UNASSIGNED: Both TNF-α and NLRP3 inflammasome-related pathways were enriched in skin lesions of AI patients and murine AI models. After IFX treatment, the NLRP3 inflammasome-related pathway was effectively blocked, and the IL-1β level was normalized in ex vivo AI skin explants and murine AI models. Mechanistically, IFX suppressed the NF-κB signaling pathway to lower the expression of NLRP3 and IL-1β in keratinocytes.
UNASSIGNED: IFX treatment alleviated skin lesions in murine AI models and downregulated NLRP3 and IL-1β expression levels by inhibiting the NF-κB signaling pathway, which was helpful for understanding the mechanism of IFX therapy.

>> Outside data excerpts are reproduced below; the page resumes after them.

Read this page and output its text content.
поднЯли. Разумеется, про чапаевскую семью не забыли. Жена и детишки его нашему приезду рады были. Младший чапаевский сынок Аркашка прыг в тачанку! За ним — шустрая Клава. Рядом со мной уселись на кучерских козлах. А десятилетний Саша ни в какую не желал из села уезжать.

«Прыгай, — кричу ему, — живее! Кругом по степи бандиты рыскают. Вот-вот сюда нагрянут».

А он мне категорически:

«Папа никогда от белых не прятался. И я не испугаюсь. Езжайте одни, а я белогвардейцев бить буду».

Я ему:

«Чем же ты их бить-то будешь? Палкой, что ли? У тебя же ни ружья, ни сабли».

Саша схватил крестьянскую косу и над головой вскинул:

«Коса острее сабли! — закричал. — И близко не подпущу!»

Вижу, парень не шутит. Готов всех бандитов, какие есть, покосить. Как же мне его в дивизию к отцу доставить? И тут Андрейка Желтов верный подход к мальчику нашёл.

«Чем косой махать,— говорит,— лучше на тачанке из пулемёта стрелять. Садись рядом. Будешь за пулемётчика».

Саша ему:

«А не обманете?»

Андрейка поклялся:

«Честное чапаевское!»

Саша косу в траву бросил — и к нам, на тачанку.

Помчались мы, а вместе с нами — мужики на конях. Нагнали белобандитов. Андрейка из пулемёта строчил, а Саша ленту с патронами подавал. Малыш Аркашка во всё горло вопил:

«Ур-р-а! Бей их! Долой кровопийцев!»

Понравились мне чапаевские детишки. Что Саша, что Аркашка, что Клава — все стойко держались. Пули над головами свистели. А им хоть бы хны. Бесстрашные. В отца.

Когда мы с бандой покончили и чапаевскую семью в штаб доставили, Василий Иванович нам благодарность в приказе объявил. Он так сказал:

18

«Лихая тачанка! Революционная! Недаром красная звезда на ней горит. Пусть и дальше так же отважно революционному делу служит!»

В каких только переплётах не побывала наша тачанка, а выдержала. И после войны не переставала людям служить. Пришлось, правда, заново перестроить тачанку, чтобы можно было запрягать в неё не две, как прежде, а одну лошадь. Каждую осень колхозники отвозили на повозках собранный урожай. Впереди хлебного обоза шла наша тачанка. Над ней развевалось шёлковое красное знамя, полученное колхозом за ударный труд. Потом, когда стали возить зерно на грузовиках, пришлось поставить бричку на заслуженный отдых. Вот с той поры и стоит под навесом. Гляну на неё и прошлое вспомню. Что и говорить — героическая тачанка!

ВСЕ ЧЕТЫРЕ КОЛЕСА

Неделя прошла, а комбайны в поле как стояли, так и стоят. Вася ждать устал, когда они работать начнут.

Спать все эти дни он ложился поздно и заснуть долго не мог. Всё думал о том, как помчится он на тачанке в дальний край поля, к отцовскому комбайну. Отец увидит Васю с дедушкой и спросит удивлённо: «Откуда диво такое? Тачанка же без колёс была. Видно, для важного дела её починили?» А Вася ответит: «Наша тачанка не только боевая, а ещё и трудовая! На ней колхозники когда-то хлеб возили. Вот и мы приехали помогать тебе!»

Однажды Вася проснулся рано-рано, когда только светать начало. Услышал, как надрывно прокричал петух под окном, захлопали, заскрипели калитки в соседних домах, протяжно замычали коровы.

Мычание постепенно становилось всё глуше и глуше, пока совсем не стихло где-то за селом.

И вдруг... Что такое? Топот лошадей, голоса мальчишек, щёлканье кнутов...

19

UNASSIGNED: To explore the underlying mechanisms of IFX treatment in AI patients.
UNASSIGNED: In this research, we integrated transcriptome sequencing data from the samples of our patients with AI and the GEO database. Ex vivo skin culture of AI patients was conducted to evaluate the efficacy of IFX treatment. Animal studies and cell experiments were used to explore the therapeutic effect and mechanism of IFX treatment.
UNASSIGNED: Both TNF-α and NLRP3 inflammasome-related pathways were enriched in skin lesions of AI patients and murine AI models. After IFX treatment, the NLRP3 inflammasome-related pathway was effectively blocked, and the IL-1β level was normalized in ex vivo AI skin explants and murine AI models. Mechanistically, IFX suppressed the NF-κB signaling pathway to lower the expression of NLRP3 and IL-1β in keratinocytes.
UNASSIGNED: IFX treatment alleviated skin lesions in murine AI models and downregulated NLRP3 and IL-1β expression levels by inhibiting the NF-κB signaling pathway, which was helpful for understanding the mechanism of IFX therapy.
摘要:
■痤疮(AI)是一种难治性炎症性皮肤病,TNF-α在AI的发病机制中起重要作用。通过阻断TNF-α,英夫利昔单抗(IFX)已被证明是一种有前途的方法。
■探讨IFX治疗AI患者的潜在机制。
■在这项研究中,我们整合了AI患者样本和GEO数据库的转录组测序数据.进行AI患者的离体皮肤培养以评估IFX治疗的功效。通过动物实验和细胞实验探讨IFX治疗的疗效和作用机制。
■TNF-α和NLRP3炎性体相关通路在AI患者和小鼠AI模型的皮肤病变中均富集。IFX治疗后,NLRP3炎性体相关通路被有效阻断,IL-1β水平在离体AI皮肤外植体和小鼠AI模型中正常化。机械上,IFX抑制NF-κB信号通路以降低角质形成细胞中NLRP3和IL-1β的表达。
■IFX治疗通过抑制NF-κB信号通路减轻小鼠AI模型的皮肤损伤,下调NLRP3和IL-1β表达水平,这有助于理解IFX治疗的机制。
■探讨IFX治疗AI患者的潜在机制。
■在这项研究中,我们整合了AI患者样本和GEO数据库的转录组测序数据.进行AI患者的离体皮肤培养以评估IFX治疗的功效。通过动物实验和细胞实验探讨IFX治疗的疗效和作用机制。
■TNF-α和NLRP3炎性体相关通路在AI患者和小鼠AI模型的皮肤病变中均富集。IFX治疗后,NLRP3炎性体相关通路被有效阻断,IL-1β水平在离体AI皮肤外植体和小鼠AI模型中正常化。机械上,IFX抑制NF-κB信号通路以降低角质形成细胞中NLRP3和IL-1β的表达。
■IFX治疗通过抑制NF-κB信号通路减轻小鼠AI模型的皮肤损伤,下调NLRP3和IL-1β表达水平,这有助于理解IFX治疗的机制。